Methods: The UCSF FITRiMS (Fitbit Remote monitoring in MS) study enrolled 95 adults with relapsing or progressive MS and who were able to walk at least 2 minutes with or without an assistive device. Participants were asked to wear a Fitbit Flex device for 1-year. Clinic-based and patient-reported outcomes were assessed at baseline and 1 year follow-up, including: Expanded disability status scale (EDSS), Timed-25 Foot walk (T25FW) and MSWS-12 (12-Item MS scale).

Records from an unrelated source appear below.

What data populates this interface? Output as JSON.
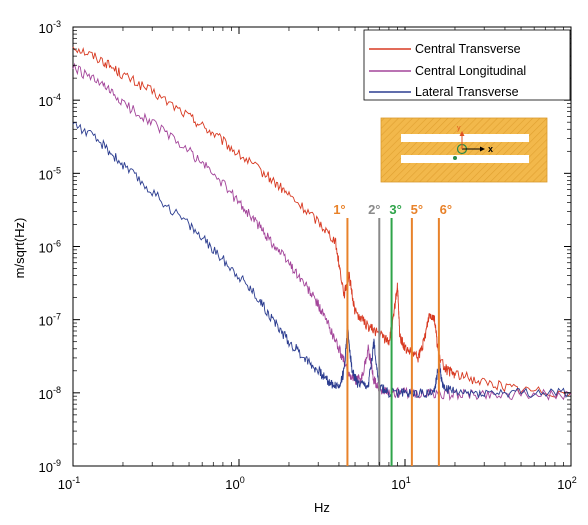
{
  "chart_data": {
    "type": "line",
    "title": "",
    "xlabel": "Hz",
    "ylabel": "m/sqrt(Hz)",
    "xscale": "log",
    "yscale": "log",
    "xlim": [
      0.1,
      100
    ],
    "ylim": [
      1e-09,
      0.001
    ],
    "x_ticks": [
      {
        "value": 0.1,
        "base": "10",
        "exp": "-1"
      },
      {
        "value": 1,
        "base": "10",
        "exp": "0"
      },
      {
        "value": 10,
        "base": "10",
        "exp": "1"
      },
      {
        "value": 100,
        "base": "10",
        "exp": "2"
      }
    ],
    "y_ticks": [
      {
        "value": 0.001,
        "base": "10",
        "exp": "-3"
      },
      {
        "value": 0.0001,
        "base": "10",
        "exp": "-4"
      },
      {
        "value": 1e-05,
        "base": "10",
        "exp": "-5"
      },
      {
        "value": 1e-06,
        "base": "10",
        "exp": "-6"
      },
      {
        "value": 1e-07,
        "base": "10",
        "exp": "-7"
      },
      {
        "value": 1e-08,
        "base": "10",
        "exp": "-8"
      },
      {
        "value": 1e-09,
        "base": "10",
        "exp": "-9"
      }
    ],
    "grid": false,
    "legend_position": "top-right",
    "series": [
      {
        "name": "Central Transverse",
        "color": "#d83a22",
        "x": [
          0.1,
          0.15,
          0.2,
          0.3,
          0.5,
          0.7,
          1,
          1.5,
          2,
          3,
          3.8,
          4.3,
          4.6,
          5,
          6,
          7,
          8,
          8.5,
          9,
          9.3,
          10,
          12,
          13,
          14,
          15,
          16,
          18,
          20,
          30,
          50,
          100
        ],
        "y": [
          0.00055,
          0.00035,
          0.00022,
          0.00013,
          6e-05,
          3.5e-05,
          1.8e-05,
          9e-06,
          5e-06,
          2.2e-06,
          1.2e-06,
          2.2e-07,
          4e-07,
          1.3e-07,
          8e-08,
          6.5e-08,
          5e-08,
          1e-07,
          3e-07,
          6e-08,
          4e-08,
          3e-08,
          5e-08,
          1.2e-07,
          1.1e-07,
          3e-08,
          2e-08,
          1.8e-08,
          1.4e-08,
          1.1e-08,
          1e-08
        ]
      },
      {
        "name": "Central Longitudinal",
        "color": "#a3459a",
        "x": [
          0.1,
          0.15,
          0.2,
          0.3,
          0.5,
          0.7,
          1,
          1.3,
          1.6,
          2,
          2.5,
          3,
          3.5,
          4,
          4.5,
          5,
          5.5,
          6,
          6.5,
          7,
          8,
          10,
          15,
          20,
          30,
          50,
          100
        ],
        "y": [
          0.00028,
          0.00016,
          9e-05,
          5e-05,
          2e-05,
          1e-05,
          4e-06,
          2e-06,
          1.1e-06,
          6e-07,
          3e-07,
          1.6e-07,
          8e-08,
          4e-08,
          2e-08,
          1.5e-08,
          1.6e-08,
          4e-08,
          1.5e-08,
          1.1e-08,
          1e-08,
          1e-08,
          9.5e-09,
          9.5e-09,
          9.5e-09,
          9.5e-09,
          9.5e-09
        ]
      },
      {
        "name": "Lateral Transverse",
        "color": "#2c3d90",
        "x": [
          0.1,
          0.15,
          0.2,
          0.3,
          0.5,
          0.7,
          1,
          1.3,
          1.6,
          2,
          2.5,
          3,
          3.5,
          4,
          4.3,
          4.5,
          4.8,
          5.2,
          6,
          6.5,
          7,
          8,
          10,
          12,
          15,
          16,
          17,
          20,
          30,
          50,
          100
        ],
        "y": [
          5e-05,
          2.5e-05,
          1.3e-05,
          5.5e-06,
          2e-06,
          9e-07,
          4e-07,
          2e-07,
          1e-07,
          5e-08,
          3e-08,
          2e-08,
          1.4e-08,
          1.2e-08,
          2e-08,
          8e-08,
          2e-08,
          1.3e-08,
          1.2e-08,
          5e-08,
          1.2e-08,
          1e-08,
          1e-08,
          1e-08,
          1e-08,
          2.5e-08,
          1.2e-08,
          1e-08,
          1e-08,
          1e-08,
          1e-08
        ]
      }
    ],
    "mode_lines": [
      {
        "label": "1°",
        "x": 4.5,
        "color": "#e8822a"
      },
      {
        "label": "2°",
        "x": 7.0,
        "color": "#8a8a8a"
      },
      {
        "label": "3°",
        "x": 8.3,
        "color": "#2fa44a"
      },
      {
        "label": "5°",
        "x": 11.0,
        "color": "#e8822a"
      },
      {
        "label": "6°",
        "x": 16.0,
        "color": "#e8822a"
      }
    ],
    "inset": {
      "x_label": "x",
      "y_label": "y",
      "fill_color": "#f2b84b"
    }
  }
}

Results: Overall, 79 (83.2% retention) participants completed the year-long study; 9 withdrew and 7 were lost to follow-up. On average, the Fitbit Flex provided valid step data for 3 weeks per month per individual. Participants with greater disability demonstrated lower STEPS over the year. For the cohort as a whole, there was no significant change in STEPS, longitudinal slope assessed via mixed model linear regression with time as an interaction term, (p=0.117) over the year. In participants with baseline STEPS below 4,766 (cohort median), the odds of disability worsening (clinically meaningful change in EDSS) over 1 year was 6.7x higher (CI: 2.21 – 22.92, p=0.001) if the initial EDSS was >4, and 9.4x higher (CI: 3.18 – 32.41, p<0.001) if the initial EDSS was >6. A decrease in STEPS over 1 year was associated with worsening in clinic-based (T25FW) and patient-reported (MSWS-12) measures of ambulation (p<0.001 for each).
Conclusions: 1) Continuous remote activity monitoring is feasible in people with MS over 1 year, 2) a low baseline STEPS (below 4,766 steps/day) substantially increases risk for clinically meaningful decline 1 year later; and 3) decreased STEPS is associated with worsening on clinic-based and patient-reported walking disability measures.